C- SOSYAL ALAN VE SINIFLAR

Bugünkü oligarşik düzende, çalışan halkın, kendi çıkarlarını korumak ve geliştirmek için ihtiyaç duyduğu sendika, dernek, kooperatif vb. sosyal örgütlenmeleri ya yoktur ya da bu örgütlenmeler işlemez duruma getirilmiştir.

Halk, yarınından endişelidir ve sefalet içindedir. İşsizlik, evsizlik, zorunlu ihtiyaçlarını karşılayamama, yoksul insanları hırsızlığa, suça, toplumsal depresyona itmektedir. Çalışma şansını elde edenler, aldıkları komik ücretlerle barınacak bir yeri, karınlarını doyuracak yiyeceği zar zor temin edebilmektedirler.

Bugünkü düzenin sürmesinden hiçbir çıkarı olmayan, devrimin öncü gücü işçi sınıfı, iş güvenliğinden yoksun, yarınından endişeli, işten atılma korkusuyla, ya sendikasız ya da patron sendikalarına üye olma zorunluluğuyla, komik ücretlerle çalışmaktadır. Siyasi iktidarlar proletaryayı daha fazla sömürmek için, ücretleri dondurma, enflasyon, yüksek vergiler, tüketim mallarının fiyatlarının arttırılması gibi pek çok yöntem uygulamaktadırlar. Her şey patronların kasalarının daha çok dolması, daha lüks bir hayat içinde yaşamaları içindir.

Şehirlerde milyonlarca insan iş bulamadığından dolayı, karnını doyurabilmek, ailesinin geçimini sağlayabilmek için kendine «iş» yaratmıştır: Hamallık, garsonluk, seyyar satıcılık, ev hizmetçiliği vb... Şehirlerin milyonlarca yoksul insanı, açlıktan ölmemeyi böylece sağlayabilmektedir. Ve bu milyonlarca yoksul insan, her türlü sosyal güvenceden yoksun ve yarınından endişelidir.

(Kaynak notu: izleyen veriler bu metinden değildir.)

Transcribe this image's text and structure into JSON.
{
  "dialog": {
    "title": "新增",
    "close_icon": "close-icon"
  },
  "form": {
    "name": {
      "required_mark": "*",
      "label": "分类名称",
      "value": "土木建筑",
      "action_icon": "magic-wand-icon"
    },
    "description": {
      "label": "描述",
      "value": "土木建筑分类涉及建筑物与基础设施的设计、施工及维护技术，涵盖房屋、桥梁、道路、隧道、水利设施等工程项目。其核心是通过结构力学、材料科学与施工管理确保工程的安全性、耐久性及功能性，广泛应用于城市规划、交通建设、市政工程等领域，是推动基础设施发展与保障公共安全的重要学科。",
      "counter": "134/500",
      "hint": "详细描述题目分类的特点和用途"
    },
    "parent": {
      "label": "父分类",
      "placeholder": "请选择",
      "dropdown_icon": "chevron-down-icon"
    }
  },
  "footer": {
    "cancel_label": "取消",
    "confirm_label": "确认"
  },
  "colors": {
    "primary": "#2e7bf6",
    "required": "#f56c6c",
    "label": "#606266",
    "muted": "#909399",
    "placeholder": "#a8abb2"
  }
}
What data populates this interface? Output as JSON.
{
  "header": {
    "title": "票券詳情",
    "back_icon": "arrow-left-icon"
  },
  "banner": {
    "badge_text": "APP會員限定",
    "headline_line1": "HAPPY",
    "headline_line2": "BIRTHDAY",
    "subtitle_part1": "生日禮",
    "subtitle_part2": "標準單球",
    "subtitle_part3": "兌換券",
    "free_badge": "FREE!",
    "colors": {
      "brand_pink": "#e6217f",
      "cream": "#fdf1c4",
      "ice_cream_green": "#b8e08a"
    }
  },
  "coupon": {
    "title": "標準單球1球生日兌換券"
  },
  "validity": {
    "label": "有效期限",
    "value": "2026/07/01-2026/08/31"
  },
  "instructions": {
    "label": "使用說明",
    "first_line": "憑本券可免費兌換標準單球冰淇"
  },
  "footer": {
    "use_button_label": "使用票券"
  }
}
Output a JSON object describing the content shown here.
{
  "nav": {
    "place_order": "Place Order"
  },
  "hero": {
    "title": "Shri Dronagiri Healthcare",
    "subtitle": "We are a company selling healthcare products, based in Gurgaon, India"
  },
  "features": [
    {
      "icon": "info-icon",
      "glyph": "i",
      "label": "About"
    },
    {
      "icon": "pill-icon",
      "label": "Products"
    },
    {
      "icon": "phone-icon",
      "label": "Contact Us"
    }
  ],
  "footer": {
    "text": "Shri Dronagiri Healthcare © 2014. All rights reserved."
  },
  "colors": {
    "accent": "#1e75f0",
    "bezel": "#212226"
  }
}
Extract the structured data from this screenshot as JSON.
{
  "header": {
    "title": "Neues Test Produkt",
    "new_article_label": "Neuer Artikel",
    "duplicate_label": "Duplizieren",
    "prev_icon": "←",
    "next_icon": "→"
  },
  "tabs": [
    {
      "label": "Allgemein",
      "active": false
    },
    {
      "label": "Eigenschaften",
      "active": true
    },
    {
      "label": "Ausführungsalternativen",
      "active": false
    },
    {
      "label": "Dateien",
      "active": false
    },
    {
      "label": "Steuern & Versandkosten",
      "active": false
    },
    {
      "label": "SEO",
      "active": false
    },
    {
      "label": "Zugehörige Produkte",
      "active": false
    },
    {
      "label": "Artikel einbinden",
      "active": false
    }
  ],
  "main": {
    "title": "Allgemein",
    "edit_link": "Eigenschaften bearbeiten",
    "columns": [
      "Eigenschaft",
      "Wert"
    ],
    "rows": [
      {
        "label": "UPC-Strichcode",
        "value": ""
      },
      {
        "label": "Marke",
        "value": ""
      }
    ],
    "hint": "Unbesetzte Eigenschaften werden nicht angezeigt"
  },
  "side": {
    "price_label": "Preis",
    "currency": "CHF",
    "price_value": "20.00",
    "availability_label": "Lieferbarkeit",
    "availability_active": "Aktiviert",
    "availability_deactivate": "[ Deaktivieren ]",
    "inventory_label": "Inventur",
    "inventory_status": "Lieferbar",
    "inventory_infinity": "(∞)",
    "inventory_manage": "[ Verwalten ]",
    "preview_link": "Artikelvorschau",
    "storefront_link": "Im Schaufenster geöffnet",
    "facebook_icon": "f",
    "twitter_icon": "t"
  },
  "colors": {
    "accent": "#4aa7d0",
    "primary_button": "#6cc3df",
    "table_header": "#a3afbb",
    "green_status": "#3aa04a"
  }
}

Şehir küçük-burjuvazisinin durumu, şehirli yoksul insanlardan biraz daha iyidir. Ancak, şehir küçük-burjuva yığınları da, emperyalizm ve oligarşi tarafından acımasızca sömürülmekte, kapitalist sömürü mekanizması onları iflasa sürükleyerek proletarya ve yoksul insanların saflarına fırlatıp atmaktadır. Ancak oligarşik düzen, iflas eden küçük-burjuvaların saflarını yenileriyle dolduracak bir mekanizmaya da sahiptir.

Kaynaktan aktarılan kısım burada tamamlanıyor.